Jonty Mark

By Jonty Mark

Football Editor


Chiefs v Sundowns? Let’s save that for the Champions League final!

What an amazing boost it would be for South African club football if we could have two teams in the final of the continent's biggest club competition.


All hail Kaizer Chiefs!

Amakhosi have been the laughing stock of Mzansi football for pretty much the whole of this season, so when an opportunity comes to single them out for praise, it is certainly worth using.

ALSO READ: Hunt – I will win trophies with Kaizer Chiefs

Gavin Hunt’s men gave a performance of staggering courage in Conakry on Saturday night to twice come from behind and draw 2-2 with Horoya AC, earning a place in the Caf Champions League quarterfinals.

Chiefs did it, too, without their main strikers Leonardo Castro and Samir Nurkovic, pulling a result out of the bag just when it was needed.

To say it has saved their season is no understatement.
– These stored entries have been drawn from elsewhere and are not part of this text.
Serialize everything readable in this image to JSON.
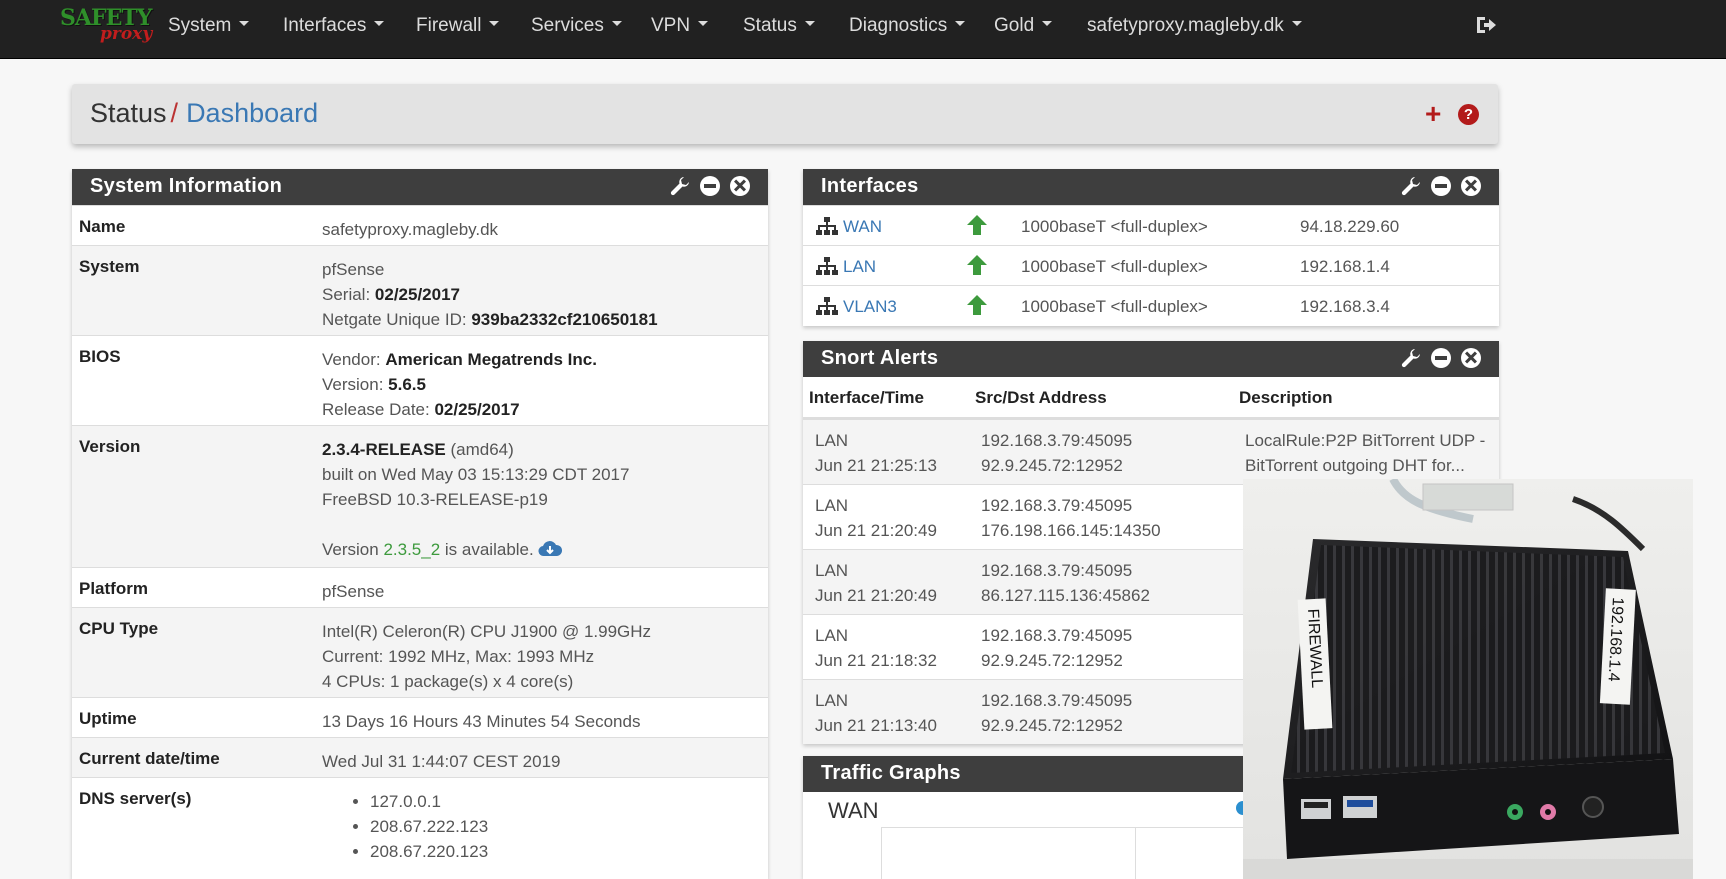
{
  "navbar": {
    "logo_top": "SAFETY",
    "logo_bottom": "proxy",
    "items": [
      {
        "label": "System"
      },
      {
        "label": "Interfaces"
      },
      {
        "label": "Firewall"
      },
      {
        "label": "Services"
      },
      {
        "label": "VPN"
      },
      {
        "label": "Status"
      },
      {
        "label": "Diagnostics"
      },
      {
        "label": "Gold"
      },
      {
        "label": "safetyproxy.magleby.dk"
      }
    ],
    "logout_icon": "sign-out-icon"
  },
  "breadcrumb": {
    "section": "Status",
    "separator": "/",
    "page": "Dashboard",
    "add_icon": "plus-icon",
    "help_icon": "question-circle-icon"
  },
  "system_info": {
    "title": "System Information",
    "rows": {
      "name": {
        "key": "Name",
        "value": "safetyproxy.magleby.dk"
      },
      "system": {
        "key": "System",
        "line1": "pfSense",
        "serial_label": "Serial: ",
        "serial": "02/25/2017",
        "netgate_label": "Netgate Unique ID: ",
        "netgate_id": "939ba2332cf210650181"
      },
      "bios": {
        "key": "BIOS",
        "vendor_label": "Vendor: ",
        "vendor": "American Megatrends Inc.",
        "version_label": "Version: ",
        "version": "5.6.5",
        "release_label": "Release Date: ",
        "release": "02/25/2017"
      },
      "version": {
        "key": "Version",
        "release": "2.3.4-RELEASE",
        "arch": " (amd64)",
        "built": "built on Wed May 03 15:13:29 CDT 2017",
        "freebsd": "FreeBSD 10.3-RELEASE-p19",
        "avail_pre": "Version ",
        "avail_ver": "2.3.5_2",
        "avail_post": " is available."
      },
      "platform": {
        "key": "Platform",
        "value": "pfSense"
      },
      "cpu": {
        "key": "CPU Type",
        "line1": "Intel(R) Celeron(R) CPU J1900 @ 1.99GHz",
        "line2": "Current: 1992 MHz, Max: 1993 MHz",
        "line3": "4 CPUs: 1 package(s) x 4 core(s)"
      },
      "uptime": {
        "key": "Uptime",
        "value": "13 Days 16 Hours 43 Minutes 54 Seconds"
      },
      "datetime": {
        "key": "Current date/time",
        "value": "Wed Jul 31 1:44:07 CEST 2019"
      },
      "dns": {
        "key": "DNS server(s)",
        "servers": [
          "127.0.0.1",
          "208.67.222.123",
          "208.67.220.123"
        ]
      }
    }
  },
  "interfaces": {
    "title": "Interfaces",
    "rows": [
      {
        "name": "WAN",
        "media": "1000baseT <full-duplex>",
        "ip": "94.18.229.60"
      },
      {
        "name": "LAN",
        "media": "1000baseT <full-duplex>",
        "ip": "192.168.1.4"
      },
      {
        "name": "VLAN3",
        "media": "1000baseT <full-duplex>",
        "ip": "192.168.3.4"
      }
    ]
  },
  "snort": {
    "title": "Snort Alerts",
    "headers": [
      "Interface/Time",
      "Src/Dst Address",
      "Description"
    ],
    "rows": [
      {
        "iface": "LAN",
        "time": "Jun 21 21:25:13",
        "src": "192.168.3.79:45095",
        "dst": "92.9.245.72:12952",
        "desc1": "LocalRule:P2P BitTorrent UDP -",
        "desc2": "BitTorrent outgoing DHT for..."
      },
      {
        "iface": "LAN",
        "time": "Jun 21 21:20:49",
        "src": "192.168.3.79:45095",
        "dst": "176.198.166.145:14350",
        "desc1": "",
        "desc2": ""
      },
      {
        "iface": "LAN",
        "time": "Jun 21 21:20:49",
        "src": "192.168.3.79:45095",
        "dst": "86.127.115.136:45862",
        "desc1": "",
        "desc2": ""
      },
      {
        "iface": "LAN",
        "time": "Jun 21 21:18:32",
        "src": "192.168.3.79:45095",
        "dst": "92.9.245.72:12952",
        "desc1": "",
        "desc2": ""
      },
      {
        "iface": "LAN",
        "time": "Jun 21 21:13:40",
        "src": "192.168.3.79:45095",
        "dst": "92.9.245.72:12952",
        "desc1": "",
        "desc2": ""
      }
    ]
  },
  "traffic": {
    "title": "Traffic Graphs",
    "series_label": "WAN"
  },
  "photo": {
    "label_left": "FIREWALL",
    "label_right": "192.168.1.4"
  },
  "colors": {
    "navbar": "#212121",
    "panel_heading": "#3e3e3e",
    "link": "#3a78b4",
    "accent_red": "#b31b1b",
    "status_up": "#3d9a3d"
  }
}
Chiefs are nowhere in the race for the DStv Premiership title, and already out of the Nedbank Cup.

A failure to make it through on Saturday would have literally left them with only a place in next season’s MTN8 to chase.

Instead, Chiefs can dream of continental glory, though they would certainly be outsiders for the Champions League crown, given the quality of teams left in the competition.
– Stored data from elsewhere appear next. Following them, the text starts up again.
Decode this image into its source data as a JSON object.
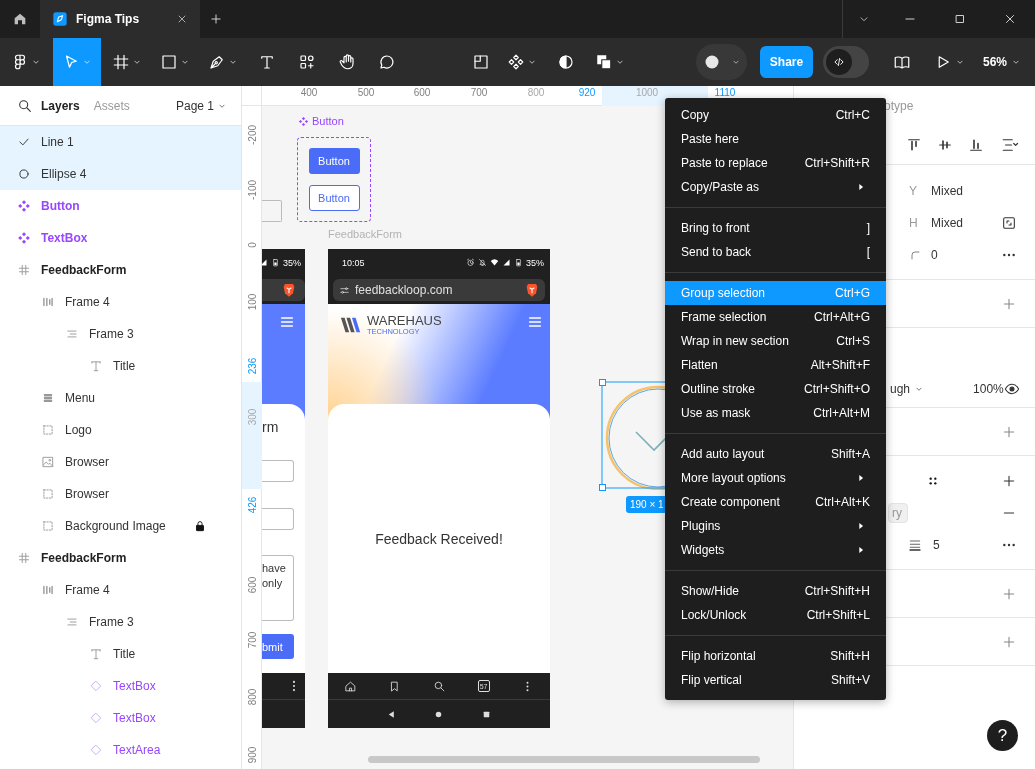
{
  "title_bar": {
    "tabs": [
      {
        "label": "Figma Tips",
        "selected": true
      }
    ]
  },
  "toolbar": {
    "tools": [
      {
        "kind": "main-menu",
        "selected": false,
        "menu": true
      },
      {
        "kind": "move",
        "selected": true,
        "menu": true
      },
      {
        "kind": "frame",
        "selected": false,
        "menu": true
      },
      {
        "kind": "rectangle",
        "selected": false,
        "menu": true
      },
      {
        "kind": "pen",
        "selected": false,
        "menu": true
      },
      {
        "kind": "text",
        "selected": false,
        "menu": false
      },
      {
        "kind": "resources",
        "selected": false,
        "menu": false
      },
      {
        "kind": "hand",
        "selected": false,
        "menu": false
      },
      {
        "kind": "comment",
        "selected": false,
        "menu": false
      }
    ],
    "actions": [
      {
        "kind": "layout",
        "menu": false
      },
      {
        "kind": "component",
        "menu": true
      },
      {
        "kind": "mask",
        "menu": false
      },
      {
        "kind": "boolean",
        "menu": true
      }
    ],
    "share": "Share",
    "dev_mode": {
      "on": false
    },
    "zoom": "56%"
  },
  "layers_panel": {
    "tabs": [
      {
        "label": "Layers",
        "selected": true
      },
      {
        "label": "Assets",
        "selected": false
      }
    ],
    "page": "Page 1",
    "layers": [
      {
        "name": "Line 1",
        "kind": "line",
        "selected": true,
        "locked": false
      },
      {
        "name": "Ellipse 4",
        "kind": "ellipse",
        "selected": true,
        "locked": false
      },
      {
        "name": "Button",
        "kind": "component-set",
        "selected": false,
        "locked": false
      },
      {
        "name": "TextBox",
        "kind": "component-set",
        "selected": false,
        "locked": false
      },
      {
        "name": "FeedbackForm",
        "kind": "frame",
        "selected": false,
        "locked": false,
        "children": [
          {
            "name": "Frame 4",
            "kind": "row",
            "selected": false,
            "locked": false,
            "children": [
              {
                "name": "Frame 3",
                "kind": "column",
                "selected": false,
                "locked": false,
                "children": [
                  {
                    "name": "Title",
                    "kind": "text",
                    "selected": false,
                    "locked": false
                  }
                ]
              }
            ]
          },
          {
            "name": "Menu",
            "kind": "stack",
            "selected": false,
            "locked": false
          },
          {
            "name": "Logo",
            "kind": "group",
            "selected": false,
            "locked": false
          },
          {
            "name": "Browser",
            "kind": "image",
            "selected": false,
            "locked": false
          },
          {
            "name": "Browser",
            "kind": "group",
            "selected": false,
            "locked": false
          },
          {
            "name": "Background Image",
            "kind": "group",
            "selected": false,
            "locked": true
          }
        ]
      },
      {
        "name": "FeedbackForm",
        "kind": "frame",
        "selected": false,
        "locked": false,
        "children": [
          {
            "name": "Frame 4",
            "kind": "row",
            "selected": false,
            "locked": false,
            "children": [
              {
                "name": "Frame 3",
                "kind": "column",
                "selected": false,
                "locked": false,
                "children": [
                  {
                    "name": "Title",
                    "kind": "text",
                    "selected": false,
                    "locked": false
                  },
                  {
                    "name": "TextBox",
                    "kind": "instance",
                    "selected": false,
                    "locked": false
                  },
                  {
                    "name": "TextBox",
                    "kind": "instance",
                    "selected": false,
                    "locked": false
                  },
                  {
                    "name": "TextArea",
                    "kind": "instance",
                    "selected": false,
                    "locked": false
                  }
                ]
              }
            ]
          }
        ]
      }
    ]
  },
  "canvas": {
    "ruler_top": [
      {
        "label": "400",
        "kind": "tick"
      },
      {
        "label": "500",
        "kind": "tick"
      },
      {
        "label": "600",
        "kind": "tick"
      },
      {
        "label": "700",
        "kind": "tick"
      },
      {
        "label": "800",
        "kind": "faded"
      },
      {
        "label": "920",
        "kind": "bound"
      },
      {
        "label": "1000",
        "kind": "faded"
      },
      {
        "label": "1110",
        "kind": "bound"
      }
    ],
    "ruler_left": [
      {
        "label": "-200",
        "kind": "tick"
      },
      {
        "label": "-100",
        "kind": "tick"
      },
      {
        "label": "0",
        "kind": "tick"
      },
      {
        "label": "100",
        "kind": "tick"
      },
      {
        "label": "236",
        "kind": "bound"
      },
      {
        "label": "300",
        "kind": "faded"
      },
      {
        "label": "426",
        "kind": "bound"
      },
      {
        "label": "600",
        "kind": "tick"
      },
      {
        "label": "700",
        "kind": "tick"
      },
      {
        "label": "800",
        "kind": "tick"
      },
      {
        "label": "900",
        "kind": "tick"
      }
    ],
    "component_set": {
      "label": "Button",
      "buttons": [
        {
          "label": "Button",
          "kind": "filled"
        },
        {
          "label": "Button",
          "kind": "outline"
        }
      ]
    },
    "frame_label": "FeedbackForm",
    "phone_left": {
      "battery": "35%",
      "title": "rm",
      "lines": [
        "have",
        "only"
      ],
      "submit": "bmit"
    },
    "phone": {
      "time": "10:05",
      "battery": "35%",
      "url": "feedbackloop.com",
      "brand": "WAREHAUS",
      "brand_sub": "TECHNOLOGY",
      "message": "Feedback Received!",
      "tab_count": "57"
    },
    "selection": {
      "size": "190 × 1"
    }
  },
  "context_menu": {
    "groups": [
      [
        {
          "label": "Copy",
          "shortcut": "Ctrl+C",
          "submenu": false,
          "selected": false
        },
        {
          "label": "Paste here",
          "submenu": false,
          "selected": false
        },
        {
          "label": "Paste to replace",
          "shortcut": "Ctrl+Shift+R",
          "submenu": false,
          "selected": false
        },
        {
          "label": "Copy/Paste as",
          "submenu": true,
          "selected": false
        }
      ],
      [
        {
          "label": "Bring to front",
          "shortcut": "]",
          "submenu": false,
          "selected": false
        },
        {
          "label": "Send to back",
          "shortcut": "[",
          "submenu": false,
          "selected": false
        }
      ],
      [
        {
          "label": "Group selection",
          "shortcut": "Ctrl+G",
          "submenu": false,
          "selected": true
        },
        {
          "label": "Frame selection",
          "shortcut": "Ctrl+Alt+G",
          "submenu": false,
          "selected": false
        },
        {
          "label": "Wrap in new section",
          "shortcut": "Ctrl+S",
          "submenu": false,
          "selected": false
        },
        {
          "label": "Flatten",
          "shortcut": "Alt+Shift+F",
          "submenu": false,
          "selected": false
        },
        {
          "label": "Outline stroke",
          "shortcut": "Ctrl+Shift+O",
          "submenu": false,
          "selected": false
        },
        {
          "label": "Use as mask",
          "shortcut": "Ctrl+Alt+M",
          "submenu": false,
          "selected": false
        }
      ],
      [
        {
          "label": "Add auto layout",
          "shortcut": "Shift+A",
          "submenu": false,
          "selected": false
        },
        {
          "label": "More layout options",
          "submenu": true,
          "selected": false
        },
        {
          "label": "Create component",
          "shortcut": "Ctrl+Alt+K",
          "submenu": false,
          "selected": false
        },
        {
          "label": "Plugins",
          "submenu": true,
          "selected": false
        },
        {
          "label": "Widgets",
          "submenu": true,
          "selected": false
        }
      ],
      [
        {
          "label": "Show/Hide",
          "shortcut": "Ctrl+Shift+H",
          "submenu": false,
          "selected": false
        },
        {
          "label": "Lock/Unlock",
          "shortcut": "Ctrl+Shift+L",
          "submenu": false,
          "selected": false
        }
      ],
      [
        {
          "label": "Flip horizontal",
          "shortcut": "Shift+H",
          "submenu": false,
          "selected": false
        },
        {
          "label": "Flip vertical",
          "shortcut": "Shift+V",
          "submenu": false,
          "selected": false
        }
      ]
    ]
  },
  "design_panel": {
    "tab": "otype",
    "fields": [
      {
        "label": "Y",
        "value": "Mixed"
      },
      {
        "label": "H",
        "value": "Mixed"
      }
    ],
    "radius": "0",
    "blend": "ugh",
    "opacity": "100%",
    "visible": true,
    "chip": "ry",
    "count": "5",
    "help": "?"
  }
}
But stranger things have certainly happened, and a team certainly doesn’t necessarily have to be on top domestically, to take home the Champions League in any given season.

There have been signs, in any case, that Chiefs have started to at least find their guts under Hunt, unbeaten in their last seven games in all competitions, and beating Orlando Pirates and Wydad Casablanca at home either side of the international break.

In the Wydad game, Chiefs ended up with only nine men on the pitch and still hung on, which set them up nicely for the score draw that they plundered in Guinea.

Mamelodi Sundowns fans may be wondering what all the fuss is about, with their team in the quarterfinals for the umpteenth time, and having got there this time with consumate ease, even able to brush off a first defeat of the season on Friday against CR Belouizdad as an irrelevance.

Everyone has to start somewhere, however, and Chiefs should relish their position among the continent’s eight elite teams.

There is now the possibility of a Kaizer Chiefs v Mamelodi Sundowns two-legged quarterfinal, of course, and while this is an appetising prospect in many ways, it would be better for the country if both sides were kept apart for as long as possible in the competition.

This is the first time South Africa has had two teams in a Champions League quarterfinal and it would be amazing if both Chiefs and Sundowns could now also make the semifinals.

Imagine a final between Chiefs and Sundowns – how brilliant that would be for the status of the South African game on the continent, and for new Caf chief Patrice Motsepe.

He has already seen his home nation embarrassingly dumped out of next year’s Africa Cup of Nations finals.

Pitso Mosimane won the Champions League with Al-Ahly in 2020, to follow his victory with Sundowns in 2016.

A Chiefs-Sundowns final, for the whole country, would add a new level of positive vibes.